In questi anni ho bazzicato molte community data driven (incentrate cioè sulla discussione e sull’uso dei dati), e ho incontrato molti statactivists (figura di cui accenno qui). Ma non nascondo una certa difficoltà a comprendere e generalizzare alcune dinamiche. Così trovo davvero interessante il Decalogo delle community data driven che ho letto in WebCOSI, un gran bel report su casi italiani e non di questo tipo di gruppi. Lo riassumo rapidamente per punti, per schematizzarlo anche nella mia testa.
- L’obiettivo è il benessere per tutti – Cosa forse ovvia per chi conosce le community, ma non credo del tutto a chi vi partecipa. Contribuire a una comunità significa decidere cosa fare e cosa non fare tenendo ben presente questo obiettivo.
- La strada è il progesso della società e l’innovazione – Le community possono avere ruoli sociali e spiccatamente se sono Data Driven. La diffusione di dati e competenze richiede apprendimento dei singoli e progressi tecnologici e di metodo da parte di chi detiene i dati.
- I dati sono il compasso (per tracciare la strada) – Come percorrere la strada per il progresso della società e l’innovazione? Il percorso viene tracciato da dati, dal loro uso e dalle informazioni che da essi si possono estrarre.
- Risolvere i problemi: questo è il metodo – Come fare a scegliere i dati sui quali lavorare e perché? La risposta è: cercare di capire se lavorare su quei dati può risolvere un problema, e quale.
- Il Mantra è “Rendilo pubblico” – Se la democrazia è «L’esercizio in pubblico del potere pubblico» (Norberto Bobbio), chiedere e fare trasparenza sulla cosa pubblica è il modo migliore per sostenere la democrazia.
- Il pilastro è la partecipazione di persone competenti – Stimolare chi partecipa ad acquisire nuove competenze sui dati, in modo che le possa usare in base ai propri scopi.
- La strategia è: protesta e proposta – È un cliché vecchio ma è praticato anche qui. Ad esempio, se ci si rivolge a un’istituzione si dice spesso: «Non funziona questa cosa che fai, ecco come puoi sistemarla». In questo si annida anche una possibile sovrapposizione col business (Dove finisce l’attivista e comincia il consulente-imprenditore?).

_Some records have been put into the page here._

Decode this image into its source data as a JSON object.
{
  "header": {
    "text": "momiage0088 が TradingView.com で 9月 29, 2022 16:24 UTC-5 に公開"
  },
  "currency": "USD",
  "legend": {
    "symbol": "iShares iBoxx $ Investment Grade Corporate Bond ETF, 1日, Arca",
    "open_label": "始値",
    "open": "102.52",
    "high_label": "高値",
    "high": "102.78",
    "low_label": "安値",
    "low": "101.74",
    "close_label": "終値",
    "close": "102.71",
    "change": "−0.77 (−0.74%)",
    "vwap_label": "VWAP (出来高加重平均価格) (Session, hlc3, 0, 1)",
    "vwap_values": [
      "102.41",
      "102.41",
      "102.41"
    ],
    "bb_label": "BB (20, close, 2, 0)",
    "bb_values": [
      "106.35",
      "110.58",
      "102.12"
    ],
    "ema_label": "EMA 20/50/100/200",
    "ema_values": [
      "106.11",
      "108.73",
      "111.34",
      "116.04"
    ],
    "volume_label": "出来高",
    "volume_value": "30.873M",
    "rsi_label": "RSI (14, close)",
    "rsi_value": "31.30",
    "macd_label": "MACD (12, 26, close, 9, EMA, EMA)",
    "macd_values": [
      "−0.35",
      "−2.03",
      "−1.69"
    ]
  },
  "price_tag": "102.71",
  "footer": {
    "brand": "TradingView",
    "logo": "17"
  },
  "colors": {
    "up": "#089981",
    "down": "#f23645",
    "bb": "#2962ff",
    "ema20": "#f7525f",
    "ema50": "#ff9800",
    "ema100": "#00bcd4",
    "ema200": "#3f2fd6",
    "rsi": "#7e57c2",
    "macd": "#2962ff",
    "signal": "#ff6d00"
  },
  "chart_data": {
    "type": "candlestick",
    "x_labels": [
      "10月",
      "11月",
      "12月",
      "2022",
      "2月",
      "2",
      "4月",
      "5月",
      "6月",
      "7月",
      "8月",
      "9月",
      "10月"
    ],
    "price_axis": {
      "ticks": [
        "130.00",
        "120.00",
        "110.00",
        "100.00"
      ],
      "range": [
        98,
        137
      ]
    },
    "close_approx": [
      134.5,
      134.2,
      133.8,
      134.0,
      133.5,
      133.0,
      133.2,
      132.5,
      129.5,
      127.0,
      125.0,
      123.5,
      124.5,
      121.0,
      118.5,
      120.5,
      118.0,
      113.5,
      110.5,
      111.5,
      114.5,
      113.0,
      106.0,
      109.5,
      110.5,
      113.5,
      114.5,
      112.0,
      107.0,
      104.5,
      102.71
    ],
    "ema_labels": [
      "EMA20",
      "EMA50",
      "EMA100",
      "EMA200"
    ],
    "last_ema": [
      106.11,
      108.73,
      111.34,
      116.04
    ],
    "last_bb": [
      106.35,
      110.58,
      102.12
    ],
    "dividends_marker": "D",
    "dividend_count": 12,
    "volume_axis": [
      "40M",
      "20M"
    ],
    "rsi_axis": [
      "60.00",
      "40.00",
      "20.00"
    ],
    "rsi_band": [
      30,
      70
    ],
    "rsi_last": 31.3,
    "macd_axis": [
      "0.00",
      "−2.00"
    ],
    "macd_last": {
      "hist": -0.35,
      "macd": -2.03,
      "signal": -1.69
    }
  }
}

- Fare rete è il concetto chiave – Le comunità ne beneficiano sia perché aumenta la competenza sui temi trattati se i contributi vengono da competenze personali diverse, sia perché il networking abilita la costruzione di referenze che rendono la comunità più o meno impattante, in base a chi ne afferma la competenza/credibilità e come lo fa (più sei credibile più sei competente, più sei competente più sei credibile).
- Le competenze tecnologiche sono un stimolo (e un obiettivo) – Acquisire competenze ICT e usarle per facilitare gli obiettivi della comunità sono cruciali. Non è fondamentale che tutti imparino a scrivere il codice ma è cruciale che ciascuno di noi sappia quali sono le cose che si possono fare con il codice (e sarebbe impossibile in certi casi farle senza codice).
- Il valore aggiunto è il Community Building – In quanto partecipano? Che competenze hanno? Chi guarda da fuori una community si pone domande del genere. Alle quali la community risponde con un invito a partecipare, magari offrendo il proprio supporto per risolvere un problema.
Gli obiettivi
Interessanti in WebCOSI anche gli obiettivi elencati (forse un po’ incompleti). Eccoli rapidamente:
- Ridurre il gap digitale – E favorire la crescita di competenze digitali il più possibile.
- I cittadini contano – Sia perché hanno un nuovo spazio per avere voce in capitolo, sia perché partecipano al processo di estrazione di informazioni dai dati e imparano.